Die Kinder sollten geopfert werden. Und sie haben das wohl schon lange vor dem Tag gewusst, an dem sie ihr Leben ließen. Auf dem Gipfel des Andenvulkans Llullaillaco, in mehr als 6739 Meter Höhe, haben Archäologen im Jahr 1999 drei Kindermumien aus der Inka-Zeit ausgegraben.
Eingefroren im ewigen Eis, galten die drei sitzenden Leichname rund 500 Jahre nach ihrem Tod als die am besten erhaltenen Mumien der Welt. Wertvolle Grabbeigaben legten schon bei der Entdeckung nahe, dass es sich um Opfer des religiösen Ritus "Capacocha" handelt, der die Verfehlungen des Herrschers wettmachen und seinen Staat stabilisieren sollte. Besonders geschmückt war das älteste Opfer, ein etwa 13 Jahre altes Mädchen.

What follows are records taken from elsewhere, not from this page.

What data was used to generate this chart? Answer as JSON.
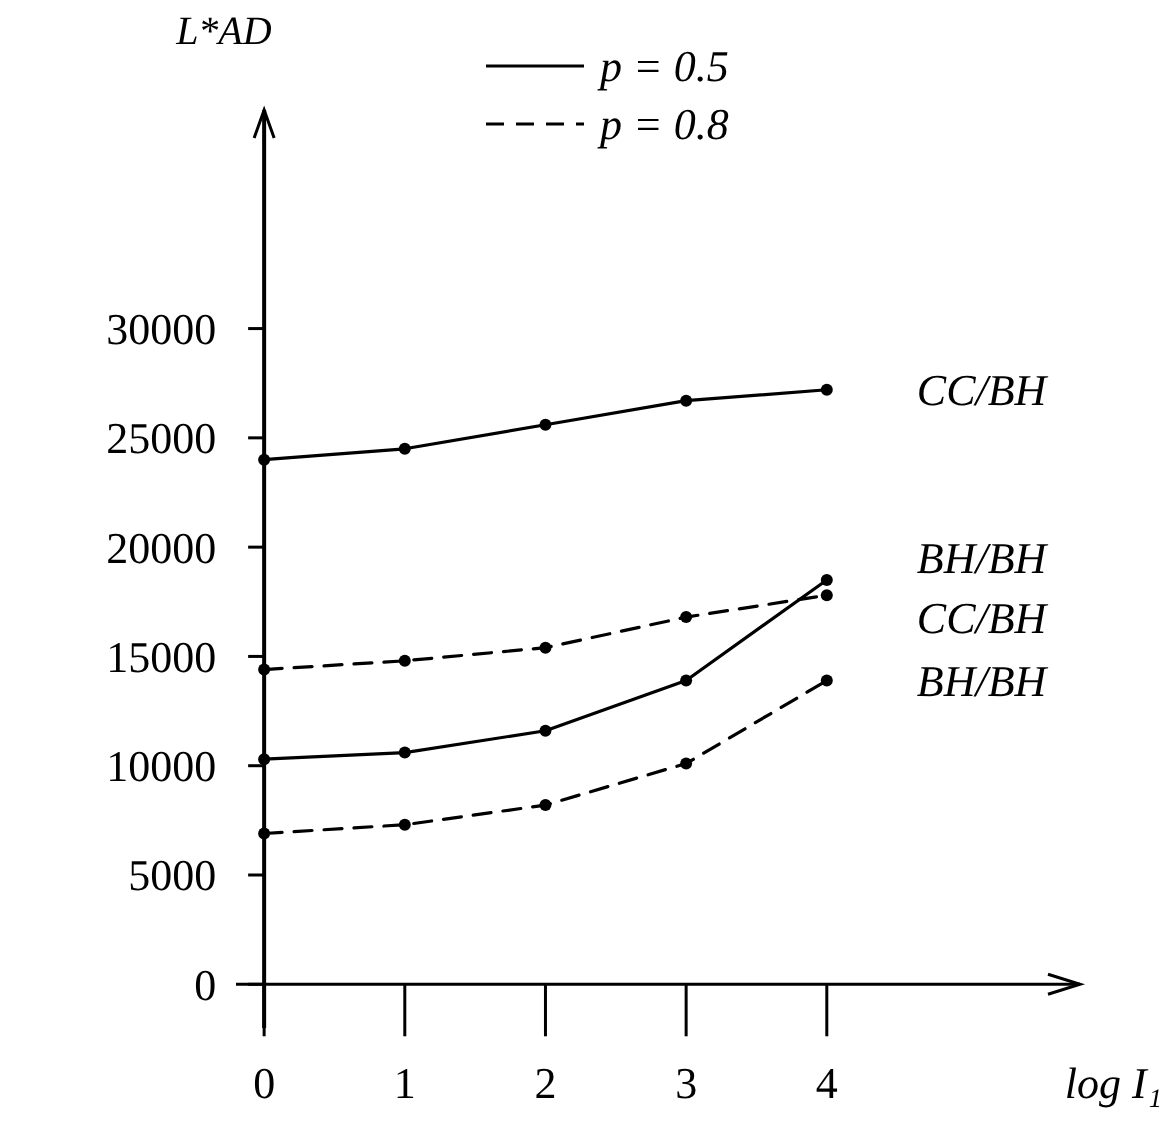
{
  "chart_data": {
    "type": "line",
    "ylabel": "L*AD",
    "xlabel": "log I₁",
    "x": [
      0,
      1,
      2,
      3,
      4
    ],
    "xlim": [
      -0.2,
      5.8
    ],
    "xticks": [
      0,
      1,
      2,
      3,
      4
    ],
    "ylim": [
      -2000,
      40000
    ],
    "yticks": [
      0,
      5000,
      10000,
      15000,
      20000,
      25000,
      30000
    ],
    "marker": "circle",
    "grid": false,
    "annotations": [
      "p = 0.5",
      "p = 0.8"
    ],
    "series": [
      {
        "name": "CC/BH",
        "color": "#000000",
        "line_style": "solid",
        "values": [
          24000,
          24500,
          25600,
          26700,
          27200
        ]
      },
      {
        "name": "BH/BH",
        "color": "#000000",
        "line_style": "solid",
        "values": [
          10300,
          10600,
          11600,
          13900,
          18500
        ]
      },
      {
        "name": "CC/BH",
        "color": "#000000",
        "line_style": "dashed",
        "values": [
          14400,
          14800,
          15400,
          16800,
          17800
        ]
      },
      {
        "name": "BH/BH",
        "color": "#000000",
        "line_style": "dashed",
        "values": [
          6900,
          7300,
          8200,
          10100,
          13900
        ]
      }
    ]
  }
}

Jetzt erhellen modernste Techniken die letzten Momente der Kinder und zeigen, dass sie mit Alkohol und Koka-Blättern lange auf ihren Tod vorbereitet wurden.

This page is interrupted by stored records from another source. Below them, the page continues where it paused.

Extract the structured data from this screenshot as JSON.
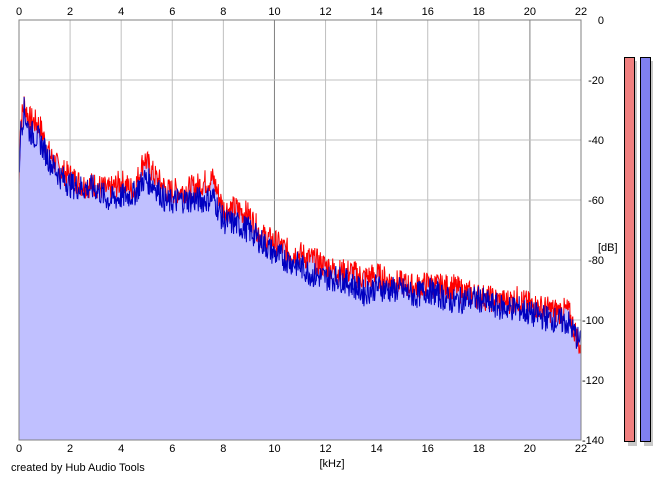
{
  "credit": "created by Hub Audio Tools",
  "colors": {
    "background": "#ffffff",
    "grid": "#c0c0c0",
    "grid_major": "#808080",
    "fill": "#c0c0ff",
    "left_channel": "#ff0000",
    "right_channel": "#0000c0",
    "meter_left": "#f08080",
    "meter_right": "#8080f0"
  },
  "meters": {
    "left_level_db": -126,
    "right_level_db": -125
  },
  "chart_data": {
    "type": "area",
    "title": "",
    "xlabel": "[kHz]",
    "ylabel": "[dB]",
    "xlim": [
      0,
      22
    ],
    "ylim": [
      -140,
      0
    ],
    "x_ticks": [
      "0",
      "2",
      "4",
      "6",
      "8",
      "10",
      "12",
      "14",
      "16",
      "18",
      "20",
      "22"
    ],
    "y_ticks": [
      "0",
      "-20",
      "-40",
      "-60",
      "-80",
      "-100",
      "-120",
      "-140"
    ],
    "grid": true,
    "legend": "none",
    "series": [
      {
        "color": "#ff0000",
        "x": [
          0,
          0.05,
          0.2,
          0.4,
          0.8,
          1.2,
          1.6,
          2.0,
          2.5,
          3.0,
          3.5,
          4.0,
          4.5,
          4.9,
          5.3,
          5.8,
          6.3,
          6.8,
          7.3,
          7.6,
          8.0,
          8.5,
          9.0,
          9.5,
          10.0,
          10.5,
          11.0,
          11.5,
          12.0,
          12.5,
          13.0,
          13.5,
          14.0,
          14.5,
          15.0,
          15.5,
          16.0,
          16.5,
          17.0,
          17.5,
          18.0,
          18.5,
          19.0,
          19.5,
          20.0,
          20.5,
          21.0,
          21.5,
          22.0
        ],
        "values": [
          -55,
          -35,
          -28,
          -33,
          -35,
          -45,
          -50,
          -52,
          -55,
          -55,
          -57,
          -54,
          -57,
          -46,
          -52,
          -57,
          -57,
          -56,
          -54,
          -53,
          -63,
          -63,
          -65,
          -72,
          -74,
          -77,
          -78,
          -80,
          -82,
          -84,
          -84,
          -86,
          -85,
          -87,
          -88,
          -89,
          -88,
          -89,
          -89,
          -91,
          -92,
          -93,
          -94,
          -93,
          -95,
          -96,
          -97,
          -97,
          -110
        ]
      },
      {
        "color": "#0000c0",
        "x": [
          0,
          0.05,
          0.2,
          0.4,
          0.8,
          1.2,
          1.6,
          2.0,
          2.5,
          3.0,
          3.5,
          4.0,
          4.5,
          4.9,
          5.3,
          5.8,
          6.3,
          6.8,
          7.3,
          7.6,
          8.0,
          8.5,
          9.0,
          9.5,
          10.0,
          10.5,
          11.0,
          11.5,
          12.0,
          12.5,
          13.0,
          13.5,
          14.0,
          14.5,
          15.0,
          15.5,
          16.0,
          16.5,
          17.0,
          17.5,
          18.0,
          18.5,
          19.0,
          19.5,
          20.0,
          20.5,
          21.0,
          21.5,
          22.0
        ],
        "values": [
          -53,
          -38,
          -30,
          -37,
          -40,
          -47,
          -52,
          -55,
          -56,
          -56,
          -60,
          -59,
          -58,
          -53,
          -55,
          -61,
          -60,
          -60,
          -60,
          -59,
          -67,
          -68,
          -70,
          -74,
          -78,
          -80,
          -82,
          -85,
          -86,
          -86,
          -88,
          -91,
          -89,
          -90,
          -90,
          -92,
          -90,
          -92,
          -94,
          -93,
          -93,
          -95,
          -96,
          -96,
          -98,
          -99,
          -100,
          -101,
          -108
        ]
      }
    ]
  }
}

"Mit dem Haar des Mädchens konnten wir die letzten beiden Jahre seines Lebens rekonstruieren", berichten Archäologen um Andrew Wilson von der Universität im britischen Bradford in der Fachzeitschrift PNAS. Dabei fiel auf: Ziemlich genau ein Jahr vor ihrem Tod begann die junge Frau plötzlich, erhebliche Mengen an Koka zu konsumieren.
Auch Chicha, das alkoholische Maisgetränk der Inkas, stand nun verstärkt auf ihrem Speiseplan. "Das war wahrscheinlich der Zeitpunkt, an dem sie als Opfer auserwählt wurde", meint Wilson. Jedenfalls habe sie von diesem Moment an einen höheren Status gehabt und wurde besonders gut versorgt. Selbst in ihren letzten Momenten war "La Doncella" noch mit dem Kauen von Koka beschäftigt: Die Forscher fanden Reste von Blättern zwischen ihren Backenzähnen.
"Koka und Alkohol waren Substanzen, die einen veränderten, als heilig geltenden Status herbeiführten", schreiben die Forscher. Doch das war womöglich nicht der einzige Grund, weshalb die Kinder Rauschmittel bekamen. Sie sollten wohl gefügig gemacht werden - weglaufende Kinder würden das Ritual genauso stören wie weinende Angehörige. Trauer zu zeigen, galt als "ein großes Vergehen", notierte der spanische Jesuit und Missionar Bernabé Cobo im Jahr 1653.
Die Eltern geopferter Kinder seien dagegen zu "Gesten des Glücks und der Zufriedenheit" verpflichtet gewesen. Immerhin standen ihnen Zeiten des Wohlstands bevor - und ihren toten Kindern unendliche Anbetung.
Die Drogen erfüllten offenbar ihren Sinn: An den Mumien von Llullaillaco fanden sich keine Spuren von Gewalt. Die Kinder ließen sich, schlafend oder im Rausch, bei lebendigem Leib in die Höhlen einschließen, die ihnen für Jahrhunderte zum eisigen Grab wurden.